Member (MLA) of Bihar Legislative Assembly
- In office Oct 2005 – 2010
- Preceded by: Rameshwar Prasad
- Succeeded by: Sanjay Singh Tiger
- In office 2000 – Feb 2005
- Preceded by: Rameshwar Prasad
- Succeeded by: Rameshwar Prasad
- Constituency: Sandesh

Personal details
- Born: 1962 (age 63–64) Lasardhi, Bhojpur district, Bihar
- Party: Janata Dal (United)
- Other political affiliations: Rashtriya Janata Dal
- Relations: Arun Yadav (brother) Kiran Yadav (sister-in-law)
- Parent: Bhuvneshwar Prasad Singh (father);
- Alma mater: BA from Magadh University in 1982
- Profession: Politician

= Vijendra Kumar Yadav =

Indian politician based in Bihar

Vijendra Kumar Yadav (born 1962) is an Indian politician and a member of Bihar Legislative Assembly of India. He represented the Sandesh constituency in Bhojpur district of Bihar. He was elected in 2000 as a member of Rashtriya Janata Dal (RJD) but later left the party to join JD(U).

==Career==
Vijendra Yadav become first time MLA in 2000 from Sandesh constituency by defeating Rameshwar Prasad (sitting MLA) and Sondhari Singh Yadav of Samata Party (ex-MLA).

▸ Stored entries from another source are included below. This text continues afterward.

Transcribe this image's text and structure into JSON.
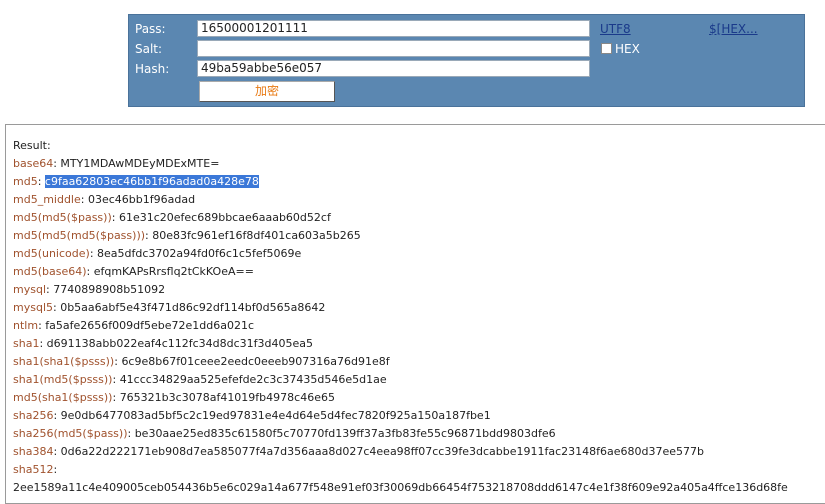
{
  "form": {
    "pass_label": "Pass:",
    "pass_value": "16500001201111",
    "salt_label": "Salt:",
    "salt_value": "",
    "hash_label": "Hash:",
    "hash_value": "49ba59abbe56e057",
    "utf8_link": "UTF8",
    "hex_link": "$[HEX...",
    "hex_checkbox_label": "HEX",
    "hex_checked": false,
    "encrypt_button": "加密"
  },
  "result": {
    "title": "Result:",
    "lines": [
      {
        "key": "base64",
        "value": "MTY1MDAwMDEyMDExMTE="
      },
      {
        "key": "md5",
        "value": "c9faa62803ec46bb1f96adad0a428e78",
        "selected": true
      },
      {
        "key": "md5_middle",
        "value": "03ec46bb1f96adad"
      },
      {
        "key": "md5(md5($pass))",
        "value": "61e31c20efec689bbcae6aaab60d52cf"
      },
      {
        "key": "md5(md5(md5($pass)))",
        "value": "80e83fc961ef16f8df401ca603a5b265"
      },
      {
        "key": "md5(unicode)",
        "value": "8ea5dfdc3702a94fd0f6c1c5fef5069e"
      },
      {
        "key": "md5(base64)",
        "value": "efqmKAPsRrsflq2tCkKOeA=="
      },
      {
        "key": "mysql",
        "value": "7740898908b51092"
      },
      {
        "key": "mysql5",
        "value": "0b5aa6abf5e43f471d86c92df114bf0d565a8642"
      },
      {
        "key": "ntlm",
        "value": "fa5afe2656f009df5ebe72e1dd6a021c"
      },
      {
        "key": "sha1",
        "value": "d691138abb022eaf4c112fc34d8dc31f3d405ea5"
      },
      {
        "key": "sha1(sha1($psss))",
        "value": "6c9e8b67f01ceee2eedc0eeeb907316a76d91e8f"
      },
      {
        "key": "sha1(md5($psss))",
        "value": "41ccc34829aa525efefde2c3c37435d546e5d1ae"
      },
      {
        "key": "md5(sha1($psss))",
        "value": "765321b3c3078af41019fb4978c46e65"
      },
      {
        "key": "sha256",
        "value": "9e0db6477083ad5bf5c2c19ed97831e4e4d64e5d4fec7820f925a150a187fbe1"
      },
      {
        "key": "sha256(md5($pass))",
        "value": "be30aae25ed835c61580f5c70770fd139ff37a3fb83fe55c96871bdd9803dfe6"
      },
      {
        "key": "sha384",
        "value": "0d6a22d222171eb908d7ea585077f4a7d356aaa8d027c4eea98ff07cc39fe3dcabbe1911fac23148f6ae680d37ee577b"
      },
      {
        "key": "sha512",
        "value": ""
      },
      {
        "key": "",
        "value": "2ee1589a11c4e409005ceb054436b5e6c029a14a677f548e91ef03f30069db66454f753218708ddd6147c4e1f38f609e92a405a4ffce136d68fe"
      }
    ]
  }
}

Vijendra Yadav lost the February 2005 Bihar Legislative Assembly election to Rameshwar Prasad, but again re-elected to same constituency in October 2005 and remained till 2010.

In 2010 Bihar Legislative Assembly election, Vijendra Yadav and his younger brother Arun Yadav both contested against each other from Sandesh constituency. But both of them lost to Sanjay Singh Tiger of the Bharatiya Janata Party (BJP).

==Family==
His younger brother Arun Yadav was MLA of Sandesh from 2015 to 2020. In 2020 Bihar Legislative Assembly election, Vijendra Yadav lost to his sister-in-law Kiran Devi Yadav of RJD. Kiran Yadav is wife of Arun Yadav.